The book isn't "very anti-war," unless you think any critique of mindless patriotic display is "anti-war." The soldiers in it are heroic, and we know they've performed heroic deeds. What the book implicitly criticizes it their being used for propagandic purposes. The book isn't explicitly pro- or anti-Iraq War. It just shows how some soldiers were used to deliver a gung-ho message that allowed people not to question anything about the policies behind war, at least in its early going. It's not anti-military (or even anti-war) to question the decisions that lead soldiers into battle, as we always should. We shouldn't just rubber-stamp it with "Well they must know best."


^^ Correct

My real name is Jeff

reply

@ofumalow

Co-sign on everything you said.

reply

Sorry to see you get dissed by imdb members. Your question is legit.
I plan on watching this movie when it's available at the local library because I've been so let down at the theaters by mediocre movies.
BTW, most everything we are told is a lie.

reply

I haven't red the novel, but I did see the movie.

It's not anti-war per-se.

The movie is depicting the difference between the minds of young soldiers, fresh from the battleground and the circus that is USA.

The difference between being depicted as a hero, by people who know nothing about war, and loosing a friend in battle after trying to save him.

The contrast between the closed-group of men, bonded trough baptism of fire, and the society asking completely ridiculous questions, which will yield answers they will not really understand.

If it's political, it's more in the sense that it shows that normal people, are taken out of normal families and that innocent boys, change into young,controlled killers and the only ones who see the change, are the people closes to you.
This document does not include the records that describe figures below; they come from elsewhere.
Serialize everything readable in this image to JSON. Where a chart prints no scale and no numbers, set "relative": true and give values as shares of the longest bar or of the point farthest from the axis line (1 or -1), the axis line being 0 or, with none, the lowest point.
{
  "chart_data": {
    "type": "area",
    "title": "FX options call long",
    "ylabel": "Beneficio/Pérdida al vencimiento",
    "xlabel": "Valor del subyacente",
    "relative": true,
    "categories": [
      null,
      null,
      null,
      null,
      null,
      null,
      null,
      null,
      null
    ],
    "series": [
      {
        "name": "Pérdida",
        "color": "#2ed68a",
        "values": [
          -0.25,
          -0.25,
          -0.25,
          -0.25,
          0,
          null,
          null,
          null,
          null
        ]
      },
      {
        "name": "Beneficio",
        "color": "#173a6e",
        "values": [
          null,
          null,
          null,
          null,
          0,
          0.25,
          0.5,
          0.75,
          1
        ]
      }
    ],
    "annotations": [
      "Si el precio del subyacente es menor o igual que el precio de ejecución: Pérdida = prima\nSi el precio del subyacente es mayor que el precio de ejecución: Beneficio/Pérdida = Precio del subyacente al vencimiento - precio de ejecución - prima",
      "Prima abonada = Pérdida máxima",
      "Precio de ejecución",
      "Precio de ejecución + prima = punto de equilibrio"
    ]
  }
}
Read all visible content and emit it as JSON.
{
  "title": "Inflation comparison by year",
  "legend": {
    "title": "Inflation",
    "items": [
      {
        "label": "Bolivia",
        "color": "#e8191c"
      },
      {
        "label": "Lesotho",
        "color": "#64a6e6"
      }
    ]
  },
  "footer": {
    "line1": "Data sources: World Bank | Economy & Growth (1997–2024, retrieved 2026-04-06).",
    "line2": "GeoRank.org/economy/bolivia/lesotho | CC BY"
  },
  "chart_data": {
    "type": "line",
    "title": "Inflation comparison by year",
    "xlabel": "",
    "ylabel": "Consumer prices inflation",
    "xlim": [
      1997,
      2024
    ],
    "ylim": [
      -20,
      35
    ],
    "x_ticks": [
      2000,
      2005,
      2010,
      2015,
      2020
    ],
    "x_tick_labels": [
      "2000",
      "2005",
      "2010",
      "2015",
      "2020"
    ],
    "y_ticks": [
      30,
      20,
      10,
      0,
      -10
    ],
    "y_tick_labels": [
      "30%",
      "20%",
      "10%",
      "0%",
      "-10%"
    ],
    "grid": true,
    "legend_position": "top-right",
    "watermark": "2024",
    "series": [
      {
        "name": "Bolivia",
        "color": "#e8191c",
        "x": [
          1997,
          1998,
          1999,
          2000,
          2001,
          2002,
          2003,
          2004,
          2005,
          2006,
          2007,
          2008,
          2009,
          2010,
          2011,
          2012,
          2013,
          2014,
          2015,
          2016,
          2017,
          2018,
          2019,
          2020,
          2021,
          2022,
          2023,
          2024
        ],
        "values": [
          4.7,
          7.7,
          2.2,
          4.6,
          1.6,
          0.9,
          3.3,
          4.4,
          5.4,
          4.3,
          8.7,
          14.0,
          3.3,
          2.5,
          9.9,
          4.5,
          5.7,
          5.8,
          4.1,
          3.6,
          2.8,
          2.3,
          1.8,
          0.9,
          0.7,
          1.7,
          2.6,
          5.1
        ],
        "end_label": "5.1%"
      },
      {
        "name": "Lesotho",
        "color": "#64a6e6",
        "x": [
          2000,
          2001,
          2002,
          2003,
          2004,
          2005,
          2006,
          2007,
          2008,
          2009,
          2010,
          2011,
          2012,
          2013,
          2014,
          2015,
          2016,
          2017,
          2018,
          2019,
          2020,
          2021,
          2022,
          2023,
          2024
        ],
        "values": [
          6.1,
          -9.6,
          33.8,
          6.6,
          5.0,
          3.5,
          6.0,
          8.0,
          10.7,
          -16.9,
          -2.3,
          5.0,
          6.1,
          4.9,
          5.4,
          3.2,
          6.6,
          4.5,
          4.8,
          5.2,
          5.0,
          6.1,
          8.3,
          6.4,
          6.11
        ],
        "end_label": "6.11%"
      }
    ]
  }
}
The rest of America see you as a halftime-event and patriotic-masturbation.

I find the ending to be very good (albeit probably too complicated for the average defensive idiot, already dead-set that this film is anti-American). The film shows very nicely that Billy realize that the only 'loved ones' he has, that understands where he is coming from, are his brothers in arms, with the Vin Diesel father-figure passing on the brotherly love between the soldiers.

You can like or dislike the film, but it's not anti-war or anti-American. Even though there are characters in the film who are critical to the war and politics (Billy's sister), it's lashing-out against policy-makers because they took her brother away and that they may even take his life. She is powerless to stop this and thus lash out very verbally against the war.

The film makes a point of the fact that Billy signed up to the military to help his sister pay her medical-bills. This is political and critical to how and why people are sent off to war, but it is a good one, since there are way too many young people signing up because there are no jobs, there is hardship all around and that the requiting-system paint the service as a career-choice.

Also, in the end-conversation where they smoke some weed with the civilian who tell them about his thoughts about signing up, the film makes a point that the bonus has gone up. He is promised more bonus than they were, this indicate that it's getting harder to recruit fresh meat these days and that the military takes step to ensure a steady flow to the ranks.